Supported return periods for the regional method: 1, 2, 5, 10, 25, 50, and 100 years. Each county/city has unique a and b coefficients for each return period.

MRM Basin Roles

When multiple basins drain to a pond, each basin is assigned a role:

Role Description Effect
Design Area Post-development area detained by the pond C and area included in composite inflow calculation
Target Pre-development reference Peak flow defines the allowable release rate for the pond
Bypass Site flow that does not enter the pond Reduces the allowable release from the pond, increasing required detention
Pass-Through Off-site flow that enters pond but is not detained Outfall structure must be sized larger to convey pass-through flow in addition to the allowable detained release

MRM Detention Sizing Results

Output Units Description
Required Storage Volume ft³ Maximum required storage across all durations
Critical Storm Duration minutes Duration producing the maximum storage requirement
Allowable Release Rate cfs Combined target flow defining max permitted outflow
Inflow Volume (at critical duration) ft³ Total inflow volume at the critical duration
Outflow Volume (at critical duration) ft³ Total outflow volume at the critical duration

Assumptions and Limitations

  • The MRM computes required storage volume only — it does not perform dynamic routing or model the actual pond behavior over time
  • Assumes the entire contributing area has uniform C and Tc
  • Trapezoidal hydrograph approximation may not capture complex runoff patterns
  • Does not account for downstream routing effects

Outfall Structure Design: The outfall structure (outlet pipe, orifice, weir, riser, etc.) must be designed so that the design flow through the structure is less than the allowable release rate for the design storm event. The MRM does not check that the pond releases enough flow to avoid overtopping — care should be taken not to over-detain. The engineer should verify that the outfall structure provides adequate release capacity through all stages of the storm event.

MRM vs. Full Hydrograph Routing

The choice between MRM detention sizing and full hydrograph routing depends on the project requirements, local jurisdiction criteria, and the engineer’s judgment:

  • MRM is a volumetric sizing tool appropriate for detention sizing in jurisdictions that accept the Rational Method approach. It determines the required storage volume but does not model the pond’s dynamic response.
  • Full Routing (Unit Hydrograph + Modified Puls) provides a more detailed analysis including stage-discharge behavior, multi-outlet evaluation, and dynamic inflow/outflow modeling.

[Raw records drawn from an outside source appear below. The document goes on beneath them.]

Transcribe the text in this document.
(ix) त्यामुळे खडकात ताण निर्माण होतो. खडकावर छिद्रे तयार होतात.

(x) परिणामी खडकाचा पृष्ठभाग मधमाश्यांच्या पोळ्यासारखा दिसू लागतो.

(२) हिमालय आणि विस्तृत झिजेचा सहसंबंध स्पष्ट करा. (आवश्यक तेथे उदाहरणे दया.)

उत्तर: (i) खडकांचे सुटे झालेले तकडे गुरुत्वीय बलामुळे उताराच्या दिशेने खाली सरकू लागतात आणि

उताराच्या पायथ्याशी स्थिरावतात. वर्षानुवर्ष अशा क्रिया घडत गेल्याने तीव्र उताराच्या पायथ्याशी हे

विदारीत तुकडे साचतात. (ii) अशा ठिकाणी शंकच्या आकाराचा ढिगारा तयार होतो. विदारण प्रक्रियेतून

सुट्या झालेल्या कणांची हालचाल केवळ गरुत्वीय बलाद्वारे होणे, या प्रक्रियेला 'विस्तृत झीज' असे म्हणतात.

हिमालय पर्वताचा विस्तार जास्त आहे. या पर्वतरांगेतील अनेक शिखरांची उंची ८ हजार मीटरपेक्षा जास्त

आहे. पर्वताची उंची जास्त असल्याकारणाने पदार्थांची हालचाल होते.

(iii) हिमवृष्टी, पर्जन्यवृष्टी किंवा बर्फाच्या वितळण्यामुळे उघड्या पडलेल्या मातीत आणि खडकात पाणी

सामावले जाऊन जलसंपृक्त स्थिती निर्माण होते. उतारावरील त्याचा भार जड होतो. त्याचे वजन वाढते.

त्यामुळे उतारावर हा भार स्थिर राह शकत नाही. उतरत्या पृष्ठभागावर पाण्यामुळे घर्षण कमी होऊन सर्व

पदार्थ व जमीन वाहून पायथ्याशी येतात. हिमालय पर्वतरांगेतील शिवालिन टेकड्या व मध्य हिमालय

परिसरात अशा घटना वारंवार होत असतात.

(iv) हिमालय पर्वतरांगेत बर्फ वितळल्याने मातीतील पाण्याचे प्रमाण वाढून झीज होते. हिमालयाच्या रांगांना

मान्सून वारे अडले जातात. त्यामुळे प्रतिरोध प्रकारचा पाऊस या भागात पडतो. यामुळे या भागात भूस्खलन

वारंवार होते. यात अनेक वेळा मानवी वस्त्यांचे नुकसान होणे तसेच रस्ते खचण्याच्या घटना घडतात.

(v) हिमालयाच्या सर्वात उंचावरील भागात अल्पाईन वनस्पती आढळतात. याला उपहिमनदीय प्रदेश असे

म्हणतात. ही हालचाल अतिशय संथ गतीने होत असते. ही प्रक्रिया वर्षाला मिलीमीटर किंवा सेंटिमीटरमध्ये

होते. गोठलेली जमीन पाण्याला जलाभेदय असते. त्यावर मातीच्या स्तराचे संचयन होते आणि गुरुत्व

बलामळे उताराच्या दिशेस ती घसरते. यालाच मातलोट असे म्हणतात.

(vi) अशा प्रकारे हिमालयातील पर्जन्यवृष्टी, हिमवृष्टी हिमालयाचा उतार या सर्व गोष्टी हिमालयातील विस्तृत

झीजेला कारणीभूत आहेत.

This approach may be required by some jurisdictions or for complex sites.

When using MRM for detention sizing, the engineer should independently design the outfall structure to meet the allowable release rate while also ensuring the pond can drain adequately between storm events. For complex sites with multiple outlets, full hydrograph routing provides a more complete picture of pond performance.

References

  • NRCS (1986). Urban Hydrology for Small Watersheds, TR-55.
  • iSWM Technical Manual, North Central Texas Council of Governments.
  • Malcom, H.R. (1989). "Elements of Urban Stormwater Design."